Starring: Russell Brand
Distributor: StudioCanal
Runtime: 101 mins. Reviewed in Jun 2015
Everyone knows the story of the Emperor’s new clothes, a tale by Hans Christian Andersen. Just in case there are some in the audience who do not know the story, Russell Brand narrates it at the opening of this documentary with visuals of the inauguration of a London Lord Mayor with all its mediaeval pomp and circumstances, costumes and decor.
Russell Brand is a clever comedian, drawing on his Essex background and the town of Gray, keeping his accent in his comedy roles, looking distinctive, let alone his long hair and beard, reminding some of his fans of Jesus images. Perhaps he is living up to this image here when he goes on a vigorous campaign against capitalists, especially the banking chiefs responsible for the economic crisis of 2008, their criminal behaviour, its being covered up, and the enormous bonuses that they continue to take each year without recriminations or any seeming conscience.
Someone in the local audience objected to being spoken down to, condescended to by a British show business millionaire. Someone else said there was nothing new, that he was expecting fresh insights. There were more opinion is rather than facts.
It is not that kind of documentary. Rather, it is a documentary of protest and indictment, akin to those made by Michael Moore, like Bowling for Columbine, Fahrenheit 911, Sicko. Even those who do not like Moore or Brand, might have to admit that even if half of what they were exposing is true and accurate, this is both appalling and alarming.
Brand takes us to his own town, his growing up there, ordinary life, poverty, the disabled, and takes us on a tour, meeting old friends, giving his documentary some grounding in reality. But soon he is naming names, driving a van around London with placards calling for the apprehension of some of the banking chiefs, showing them in television clips, their claiming to do everything for members of their boards and the shareholders, yet refusing to comment on the millions that they have accrued each year in salary and bonus. Other entrepreneurs get their mention and criticism, including Rupert Murdoch.

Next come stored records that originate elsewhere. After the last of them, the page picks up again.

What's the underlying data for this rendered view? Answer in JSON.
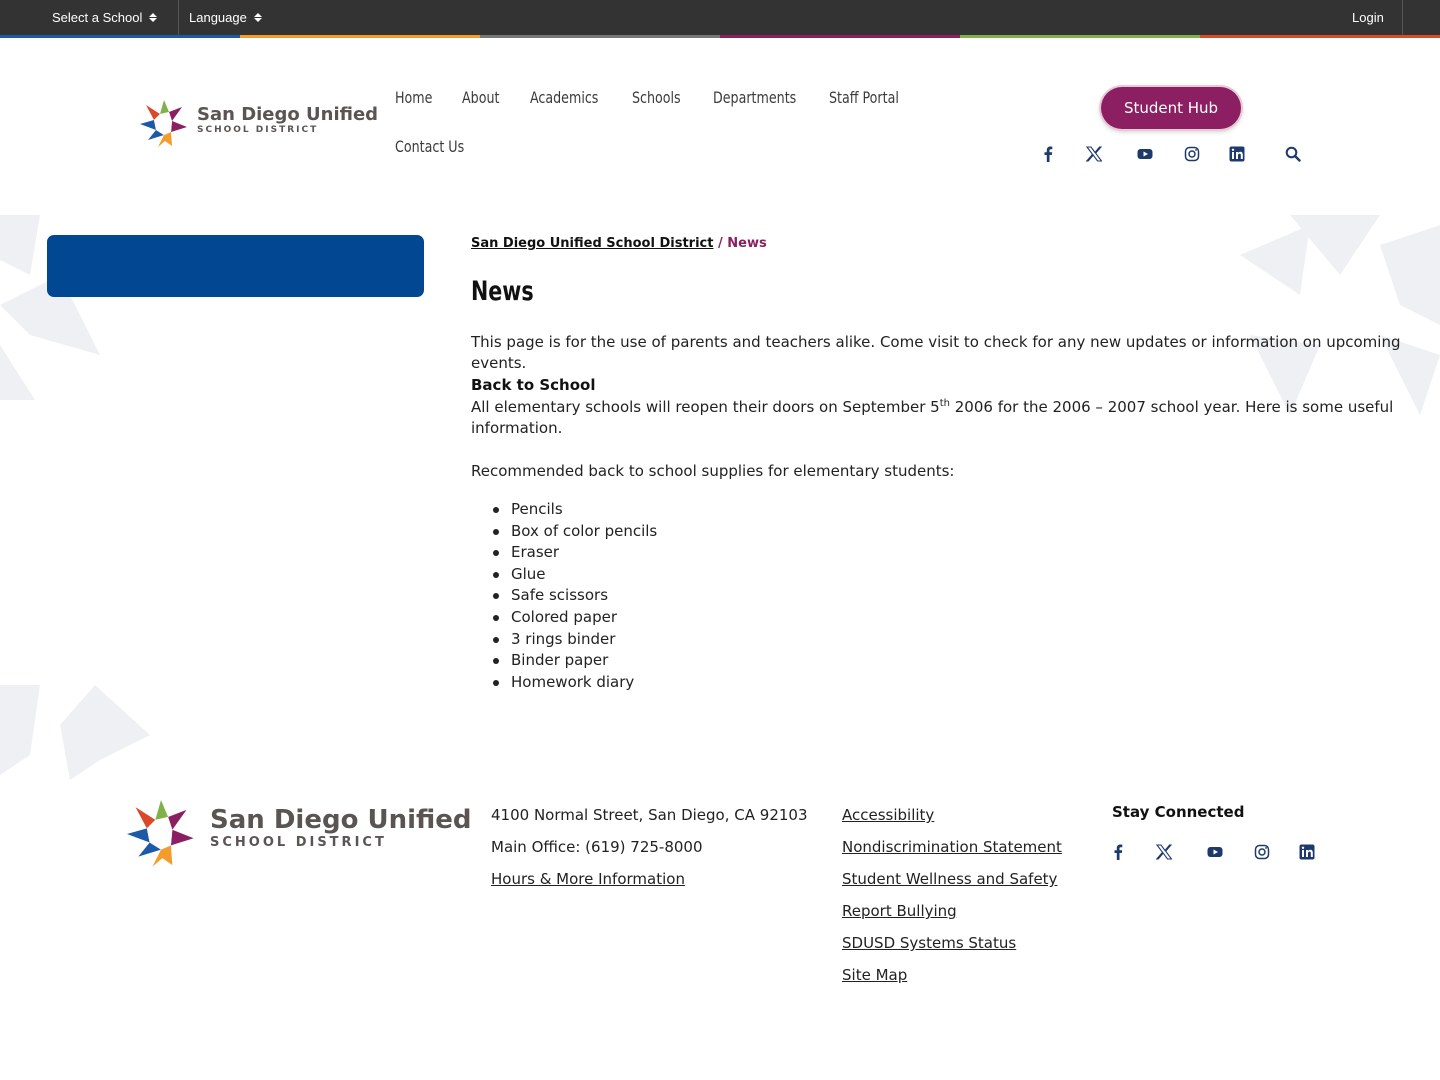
{
  "topbar": {
    "select_school": "Select a School",
    "language": "Language",
    "login": "Login"
  },
  "brand_colors": [
    "#1c5aa8",
    "#f39c2b",
    "#777777",
    "#8b1f62",
    "#7fb24b",
    "#d84a2a"
  ],
  "header": {
    "logo_line1": "San Diego Unified",
    "logo_line2": "SCHOOL DISTRICT",
    "nav": [
      "Home",
      "About",
      "Academics",
      "Schools",
      "Departments",
      "Staff Portal",
      "Contact Us"
    ],
    "student_hub": "Student Hub",
    "social": [
      "facebook-icon",
      "x-icon",
      "youtube-icon",
      "instagram-icon",
      "linkedin-icon"
    ],
    "search_icon": "search-icon",
    "accent": "#8b1f62",
    "sidebar_block_color": "#024791"
  },
  "main": {
    "breadcrumb": {
      "home": "San Diego Unified School District",
      "separator": "/",
      "current": "News"
    },
    "title": "News",
    "intro": "This page is for the use of parents and teachers alike. Come visit to check for any new updates or information on upcoming events.",
    "section_heading": "Back to School",
    "section_text_pre": "All elementary schools will reopen their doors on September 5",
    "section_text_sup": "th",
    "section_text_post1": " 2006 for the 2006 – 2007 school year. Here is some useful",
    "section_text_post2": "information.",
    "supplies_intro": "Recommended back to school supplies for elementary students:",
    "supplies": [
      "Pencils",
      "Box of color pencils",
      "Eraser",
      "Glue",
      "Safe scissors",
      "Colored paper",
      "3 rings binder",
      "Binder paper",
      "Homework diary"
    ]
  },
  "footer": {
    "logo_line1": "San Diego Unified",
    "logo_line2": "SCHOOL DISTRICT",
    "address": "4100 Normal Street, San Diego, CA 92103",
    "phone": "Main Office: (619) 725-8000",
    "hours_link": "Hours & More Information",
    "links": [
      "Accessibility",
      "Nondiscrimination Statement",
      "Student Wellness and Safety",
      "Report Bullying",
      "SDUSD Systems Status",
      "Site Map"
    ],
    "stay_connected": "Stay Connected"
  }
}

In one scene, two minibuses are filled with black men and women wearing masks indicating the faces of the billionaires of the world, all in two vehicles.
At the same time, while Russell Brand is talking direct to camera with his characteristic accent, his intense look, his social concern, there are many interviews with ordinary English men and women who find it difficult to make ends meet, who work hard, many jobs, our carers, suffer from physical and mental disabilities. He notes that it would take several hundred years of their ordinary work to gain the amount of money that some of the bankers are given in their bonus.

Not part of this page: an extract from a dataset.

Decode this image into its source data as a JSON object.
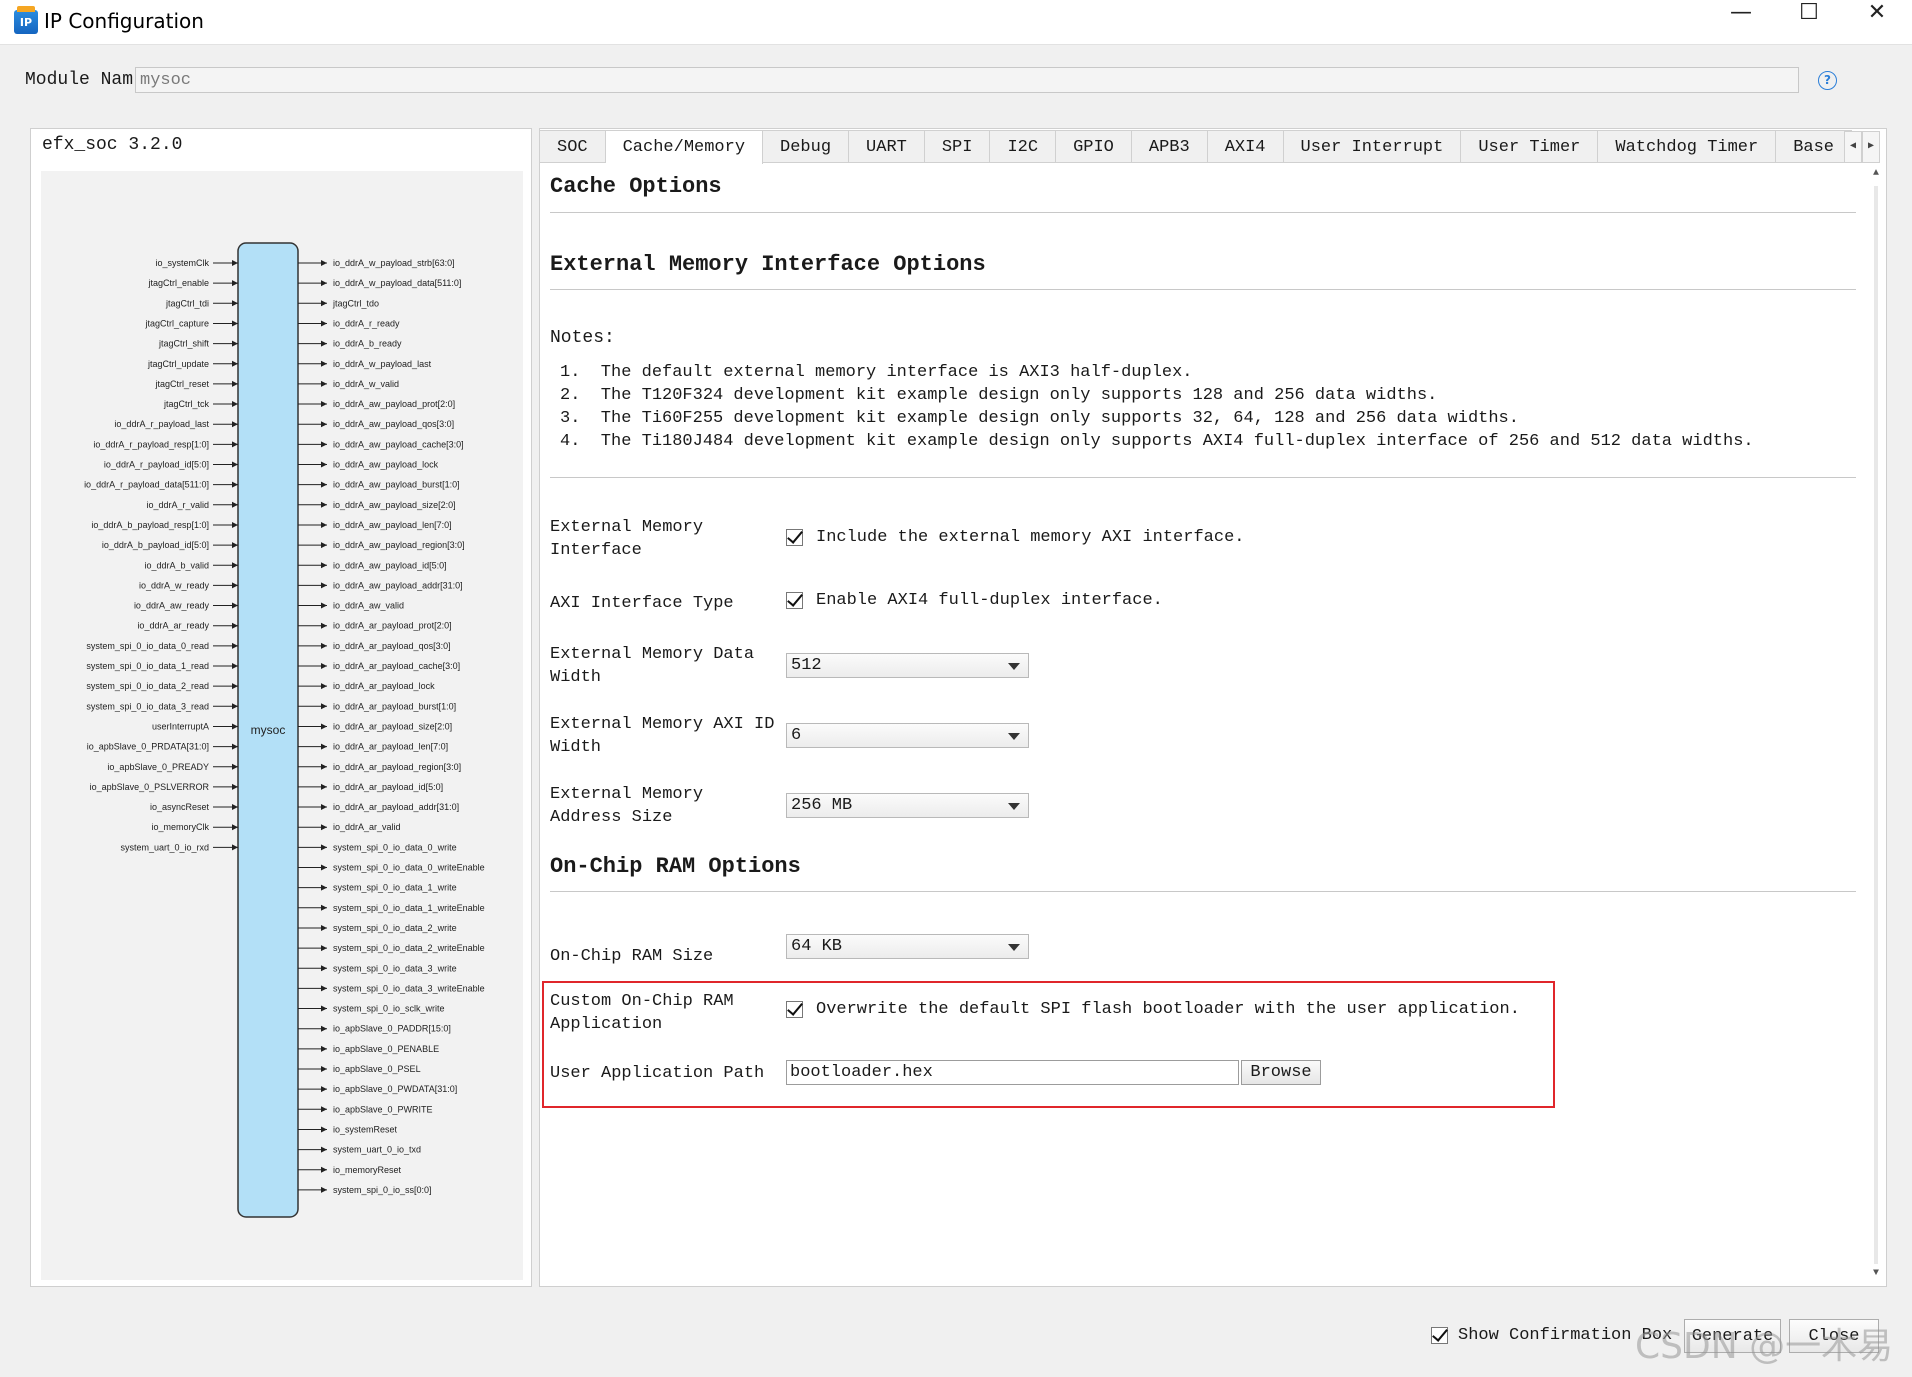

In many ways, the film is preaching to the converted, but it serves as a rallying point, arousing disgust in its audience for those plutocrats who seem oblivious of what they have done and of how the other, not half, but most, live.
Interspersed amongst the denunciations and the interviews with the hard-pressed, are snippets from David Cameron and his speeches and a kind of visual chorus from Chancellor, George Osborne, highlighting that “we are all in this together”.

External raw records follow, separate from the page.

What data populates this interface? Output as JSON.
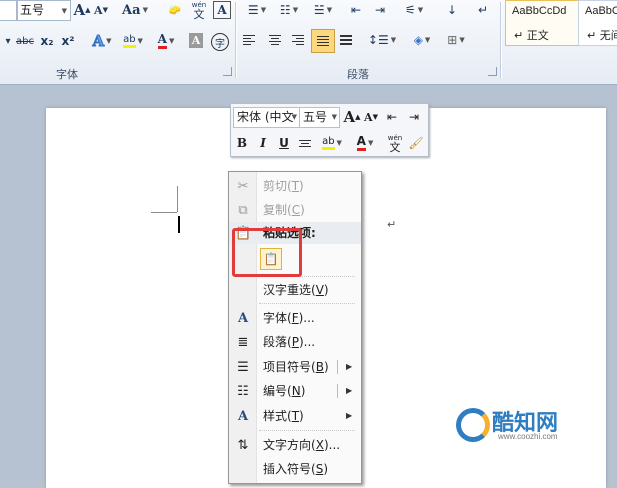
{
  "ribbon": {
    "font_name_partial": "",
    "font_size": "五号",
    "font_group_label": "字体",
    "paragraph_group_label": "段落",
    "format_glyphs": {
      "strikethrough": "abc",
      "subscript": "x₂",
      "superscript": "x²",
      "font_color": "A",
      "char_shading": "A",
      "phonetic": "文",
      "char_border": "A",
      "change_case": "Aa",
      "grow": "A",
      "shrink": "A",
      "enclose": "字"
    },
    "styles": [
      {
        "sample": "AaBbCcDd",
        "name": "正文",
        "prefix": "↵"
      },
      {
        "sample": "AaBbC",
        "name": "无间",
        "prefix": "↵"
      }
    ]
  },
  "mini_toolbar": {
    "font_name": "宋体 (中文",
    "font_size": "五号",
    "bold": "B",
    "italic": "I",
    "underline": "U",
    "font_color": "A",
    "phonetic": "文",
    "grow": "A",
    "shrink": "A"
  },
  "context_menu": {
    "cut": {
      "label": "剪切",
      "key": "T"
    },
    "copy": {
      "label": "复制",
      "key": "C"
    },
    "paste_options": "粘贴选项:",
    "reconvert": {
      "label": "汉字重选",
      "key": "V"
    },
    "font": {
      "label": "字体",
      "key": "F",
      "suffix": "..."
    },
    "paragraph": {
      "label": "段落",
      "key": "P",
      "suffix": "..."
    },
    "bullets": {
      "label": "项目符号",
      "key": "B"
    },
    "numbering": {
      "label": "编号",
      "key": "N"
    },
    "styles": {
      "label": "样式",
      "key": "T"
    },
    "text_direction": {
      "label": "文字方向",
      "key": "X",
      "suffix": "..."
    },
    "insert_symbol": {
      "label": "插入符号",
      "key": "S"
    }
  },
  "document": {
    "paragraph_mark": "↵"
  },
  "watermark": {
    "brand": "酷知网",
    "url": "www.coozhi.com"
  },
  "colors": {
    "highlight_box": "#e03c3c",
    "paste_icon_border": "#e0b341",
    "watermark_blue": "#2f7ec1"
  }
}
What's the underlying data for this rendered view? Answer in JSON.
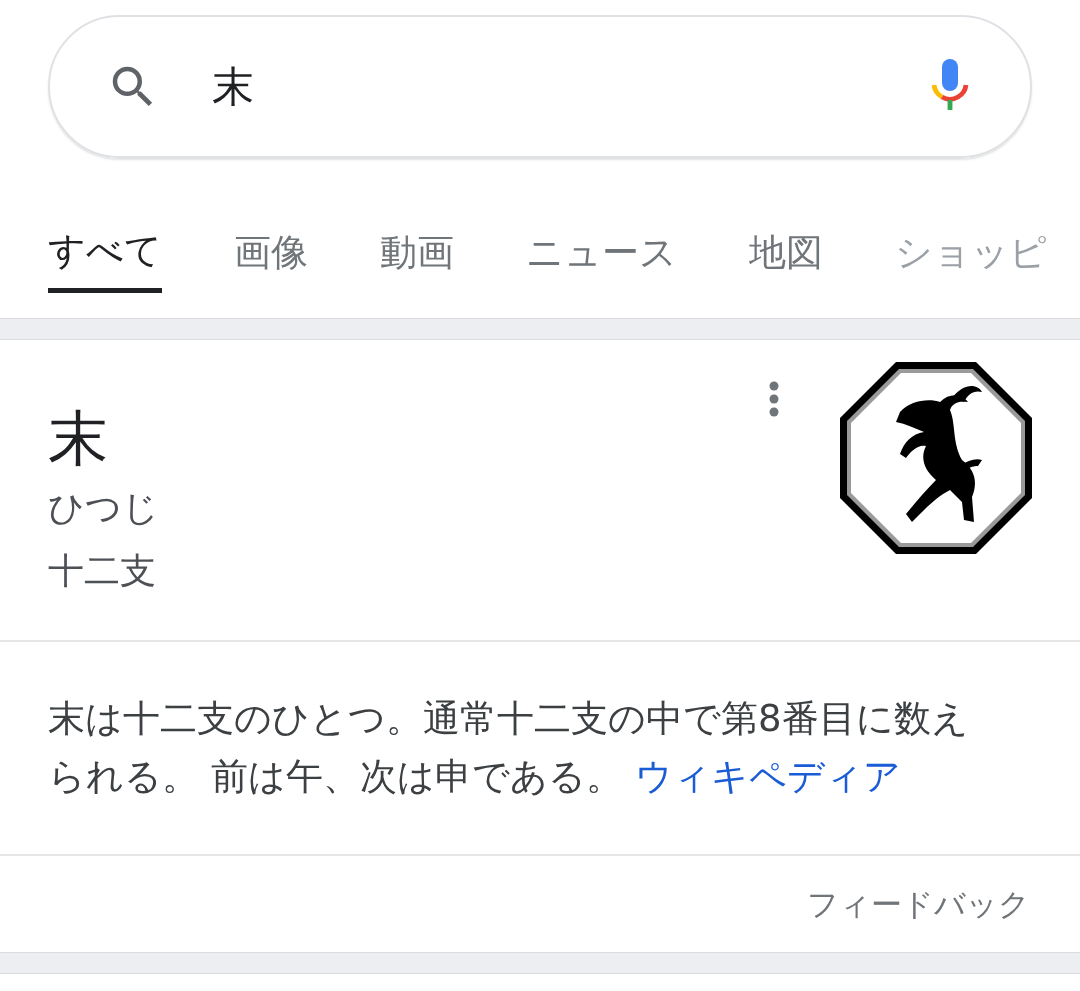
{
  "search": {
    "value": "末"
  },
  "tabs": [
    {
      "label": "すべて",
      "selected": true
    },
    {
      "label": "画像",
      "selected": false
    },
    {
      "label": "動画",
      "selected": false
    },
    {
      "label": "ニュース",
      "selected": false
    },
    {
      "label": "地図",
      "selected": false
    },
    {
      "label": "ショッピ",
      "selected": false
    }
  ],
  "panel": {
    "title": "末",
    "subtitle": "ひつじ",
    "category": "十二支",
    "description": "末は十二支のひとつ。通常十二支の中で第8番目に数えられる。 前は午、次は申である。",
    "source_link": "ウィキペディア"
  },
  "feedback": "フィードバック"
}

At the end, Brand, rather speedily, goes through some of the things that could be done to bring some kind of Justice, especially in the distribution of wealth, appropriate taxing of the millionaires and billionaires and the consequences for ordinary people and for society. (Brand does note that he, in fact, it is one of the millionaires.)
In many ways this film is preaching to the converted. It may make some converts because of its naming and shaming technique and providing information that is not always noticed by the general public. A glance at the Internet Movie Database shows nine bloggers, seven in favour, two against – and the heading of one entertainingly negative: Worthless Celebrity Parasite Tells Proles How To Change The World
The film is rather well put together, the combination of Russell Brands descriptions, exhortations, the touch of preaching, along with a huge range of visuals, documentary style, interviews, clips from the media. It has been directed by Michael Winterbottom, a prolific British director from the last 20 years, at least one film every year, a range of award-winning documentaries on such themes as Guantánamo as well as a succession of entertaining films of many genres, including variations on Thomas Hardy works, Jude, The Claim, Trishna.